Quando se ouve um desses
pagodes siliconados, não dá vontade de correr para uma ilha
deserta com a obra completa do Paulinho da Viola? Impossível acompanhar
trinta segundos da série "Presença de Anita", ainda que seja
delicioso ver Mel Lisboa desfilando de calcinha, se você leu Lolita,
do Vladimir Nabokov.
Por falar em silicone, que
prazer tocar um seio real, irregular, tenso, que se acomoda entre os dedos
com as sábias improbabilidades da natureza e do desejo!
E a lipoaspiração,
que além de tirar a vida de clientes com menos sorte, esconde as
sedutoras marcas de história da vida que tatuam o corpo e são
parte imprescindível dele?
Por que algumas mulheres
insistem em querer uma barriga igual à do Arnold Schwarzenegger?
Será que os macacos
ensandecidos de Tim Burton terão o mesmo impacto sobre o imaginário
que o causado por aqueles que sacanearam o Charlton Heston?
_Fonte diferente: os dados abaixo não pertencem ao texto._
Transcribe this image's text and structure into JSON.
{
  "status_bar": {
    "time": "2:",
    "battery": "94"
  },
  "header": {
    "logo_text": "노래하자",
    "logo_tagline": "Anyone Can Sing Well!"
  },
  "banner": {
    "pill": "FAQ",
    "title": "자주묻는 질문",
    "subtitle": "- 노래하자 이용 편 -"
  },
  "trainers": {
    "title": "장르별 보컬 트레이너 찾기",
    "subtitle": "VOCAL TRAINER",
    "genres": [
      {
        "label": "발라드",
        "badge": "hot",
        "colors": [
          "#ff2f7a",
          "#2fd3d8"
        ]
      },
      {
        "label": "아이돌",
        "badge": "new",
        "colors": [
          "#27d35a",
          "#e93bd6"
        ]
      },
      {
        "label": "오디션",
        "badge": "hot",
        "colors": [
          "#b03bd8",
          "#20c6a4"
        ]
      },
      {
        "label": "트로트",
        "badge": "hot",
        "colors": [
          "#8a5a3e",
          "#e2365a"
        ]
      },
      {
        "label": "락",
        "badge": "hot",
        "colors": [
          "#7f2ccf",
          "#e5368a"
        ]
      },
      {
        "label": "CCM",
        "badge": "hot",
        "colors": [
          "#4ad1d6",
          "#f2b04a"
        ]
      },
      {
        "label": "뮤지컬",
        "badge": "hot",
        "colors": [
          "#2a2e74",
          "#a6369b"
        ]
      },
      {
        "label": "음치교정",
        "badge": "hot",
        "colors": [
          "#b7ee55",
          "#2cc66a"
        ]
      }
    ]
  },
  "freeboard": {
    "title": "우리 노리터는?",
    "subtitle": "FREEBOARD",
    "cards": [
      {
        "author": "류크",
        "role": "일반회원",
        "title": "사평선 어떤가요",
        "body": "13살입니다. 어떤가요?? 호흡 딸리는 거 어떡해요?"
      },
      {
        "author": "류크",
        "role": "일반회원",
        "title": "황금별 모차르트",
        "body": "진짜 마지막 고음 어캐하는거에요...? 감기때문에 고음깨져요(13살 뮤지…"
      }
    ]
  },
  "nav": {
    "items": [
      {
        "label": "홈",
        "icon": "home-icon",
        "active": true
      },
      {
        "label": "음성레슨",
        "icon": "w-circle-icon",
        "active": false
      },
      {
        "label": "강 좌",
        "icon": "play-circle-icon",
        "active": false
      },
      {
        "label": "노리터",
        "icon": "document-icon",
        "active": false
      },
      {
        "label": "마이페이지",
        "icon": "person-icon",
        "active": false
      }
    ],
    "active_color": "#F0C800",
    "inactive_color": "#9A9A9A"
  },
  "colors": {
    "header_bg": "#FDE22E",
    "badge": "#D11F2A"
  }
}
Nada contra
refilmagens e novas versões, seja do que for. Só lamento
que os remakes sejam sempre inferiores ao original, barateando a criatividade
e subestimando a sensibilidade e a inteligência do público.
Pior que as recriações,
às vezes, são as tentativas de inovação. Um
filme metido a besta como as Bruxas de Blair, por exemplo, faz o Boris
Karloff parecer personagem do Digimon.
Entre a sensualidade de cais
do porto virtual da Madonna e a de colegial que levou pau da Sandra Bullock,
fico com as brincadeirinhas safadas e realistas da Cicciolina.
O que dizer então
da expressividade de boneco de museu de cera do Brad Pitt se comparada
à de Robert De Niro, ou de Jean Reno, pra citar dois feiosos que
felizmente ainda estão na ativa?
Vou parar com as comparações
pra não me sentir mais velho do que sou realmente. Mas também
não tenho culpa se já existiam o Bach, os Beatles, o Drummond,
o Stanley Kubrick, o Vittorio Gassman, o Machado de Assis, o Bob Kane,
e tantos outros, quando nasci.
Dizia o poeta inglês
T. S. Eliot que o bom artista é aquele que cria sobre uma tradição,
renovando-a. Isso pode valer para quem não é artista, mas
gosta de consumir arte.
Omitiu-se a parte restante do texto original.